I guess that’s what happens when you pour a bottle of alcohol all over your body, from the top of your head down to your toes.
“It got in my eyes.” he said. “I thought I was going to be blind. Then I couldn’t breathe from the fumes, so I thought I was going to be blind and dead. Then it burned going over every tiny scrape and dry patch of skin on my body. Then, it hit my sensitive parts and dying stopped sounding so bad.”
“Are the lice dead?” I asked, fearing we’d have to move on to plan B – gasoline.
Some birds made a nest on the front porch of the church. They dropped their lice/mites all over the brick ledge that my son leaned his arms on. John then became their host.

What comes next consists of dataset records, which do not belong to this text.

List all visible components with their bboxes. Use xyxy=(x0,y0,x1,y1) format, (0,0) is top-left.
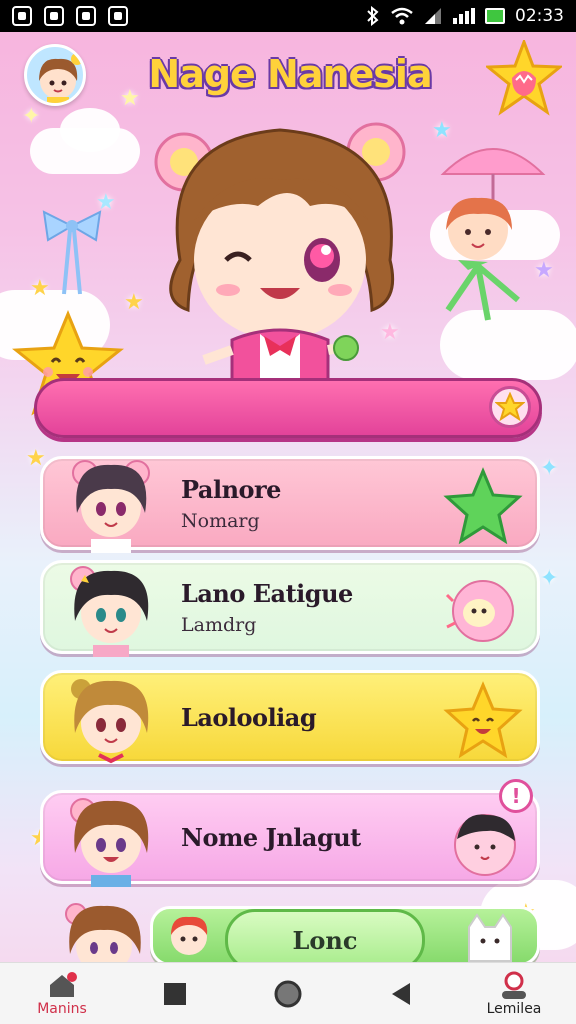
cloud-decoration xyxy=(440,310,576,380)
sparkle-icon: ★ xyxy=(120,86,140,111)
cloud-decoration xyxy=(30,128,140,174)
bag-icon xyxy=(76,6,96,26)
sparkle-icon: ★ xyxy=(30,276,50,301)
square-icon xyxy=(164,982,186,1005)
nav-home-label: Manins xyxy=(37,1000,87,1017)
smiling-star-icon xyxy=(443,681,523,759)
character-portrait xyxy=(70,566,149,657)
list-item[interactable]: Palnore Nomarg xyxy=(40,456,540,553)
camera-icon xyxy=(108,6,128,26)
cloud-decoration xyxy=(430,210,560,260)
status-bar: 02:33 xyxy=(0,0,576,32)
list-item-text: Palnore Nomarg xyxy=(181,459,281,547)
player-avatar[interactable] xyxy=(24,44,86,106)
nav-recents[interactable] xyxy=(125,963,225,1024)
wifi-icon xyxy=(391,7,413,25)
profile-icon xyxy=(502,971,526,999)
character-portrait xyxy=(71,679,149,764)
list-item[interactable]: Laolooliag xyxy=(40,670,540,764)
list-item-text: Laolooliag xyxy=(181,673,317,761)
status-left-icons xyxy=(12,6,128,26)
list-item-name: Lano Eatigue xyxy=(181,578,353,608)
star-rewards-button[interactable] xyxy=(486,40,562,116)
hero-bar[interactable] xyxy=(34,378,542,438)
cloud-decoration xyxy=(60,108,120,152)
nav-profile[interactable]: Lemilea xyxy=(464,963,564,1024)
round-character-icon xyxy=(454,814,516,876)
nav-back[interactable] xyxy=(351,963,451,1024)
signal-icon xyxy=(425,8,441,24)
signal-bars-icon xyxy=(453,8,475,24)
mask-icon xyxy=(44,6,64,26)
character-portrait xyxy=(72,460,150,553)
list-item-name: Palnore xyxy=(181,474,281,504)
circle-icon xyxy=(274,980,302,1007)
game-title: Nage Nanesia xyxy=(148,52,432,96)
status-right-icons: 02:33 xyxy=(365,6,564,26)
home-icon xyxy=(50,971,77,997)
character-portrait xyxy=(70,798,149,887)
sparkle-icon: ★ xyxy=(432,118,452,143)
ribbon-icon xyxy=(42,210,102,295)
nav-profile-label: Lemilea xyxy=(486,1000,542,1017)
mini-character-icon xyxy=(171,916,208,955)
list-item-text: Nome Jnlagut xyxy=(181,793,361,881)
list-item-text: Lano Eatigue Lamdrg xyxy=(181,563,353,651)
sparkle-icon: ★ xyxy=(96,190,116,215)
status-time: 02:33 xyxy=(515,6,564,26)
green-star-icon xyxy=(443,467,523,545)
star-icon xyxy=(495,392,525,422)
back-icon xyxy=(392,982,410,1005)
list-item-name: Laolooliag xyxy=(181,702,317,732)
nav-home-circle[interactable] xyxy=(238,963,338,1024)
pink-sheep-icon xyxy=(445,580,514,642)
avatar-portrait xyxy=(39,53,83,103)
list-item[interactable]: Lano Eatigue Lamdrg xyxy=(40,560,540,657)
fairy-character xyxy=(445,197,520,321)
character-portrait xyxy=(65,903,141,964)
gallery-icon xyxy=(12,6,32,26)
list-item[interactable]: Nome Jnlagut ! xyxy=(40,779,540,887)
favorite-star-button[interactable] xyxy=(489,386,531,428)
notification-badge[interactable]: ! xyxy=(499,779,533,813)
umbrella-icon xyxy=(440,148,546,202)
bluetooth-icon xyxy=(367,6,379,26)
sparkle-icon: ★ xyxy=(534,258,554,283)
bottom-card: Lonc xyxy=(150,906,540,971)
bottom-nav: Manins Lemilea xyxy=(0,962,576,1024)
sparkle-icon: ✦ xyxy=(540,456,559,481)
hero-character xyxy=(154,122,406,410)
battery-icon xyxy=(485,8,505,24)
nav-home[interactable]: Manins xyxy=(12,963,112,1024)
white-cat-icon xyxy=(468,913,512,962)
list-item-name: Nome Jnlagut xyxy=(181,822,361,852)
sparkle-icon: ✦ xyxy=(22,104,41,129)
list-item-subtitle: Lamdrg xyxy=(181,613,257,636)
cloud-decoration xyxy=(0,290,110,360)
list-item-subtitle: Nomarg xyxy=(181,509,260,532)
sparkle-icon: ✦ xyxy=(540,566,559,591)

Of course I googled bird lice. Turns out once they find a host, they are nearly impossible to move out. An eviction notice just won’t do. Burning down the house with gasoline is a viable option in such an instance.
The next Sunday my son used the back door.
He’s never again been as clean as the day he was baptized in alcohol, and we’ve all adjusted our expectations for Sunday morning church.
God certainly works in mysterious ways.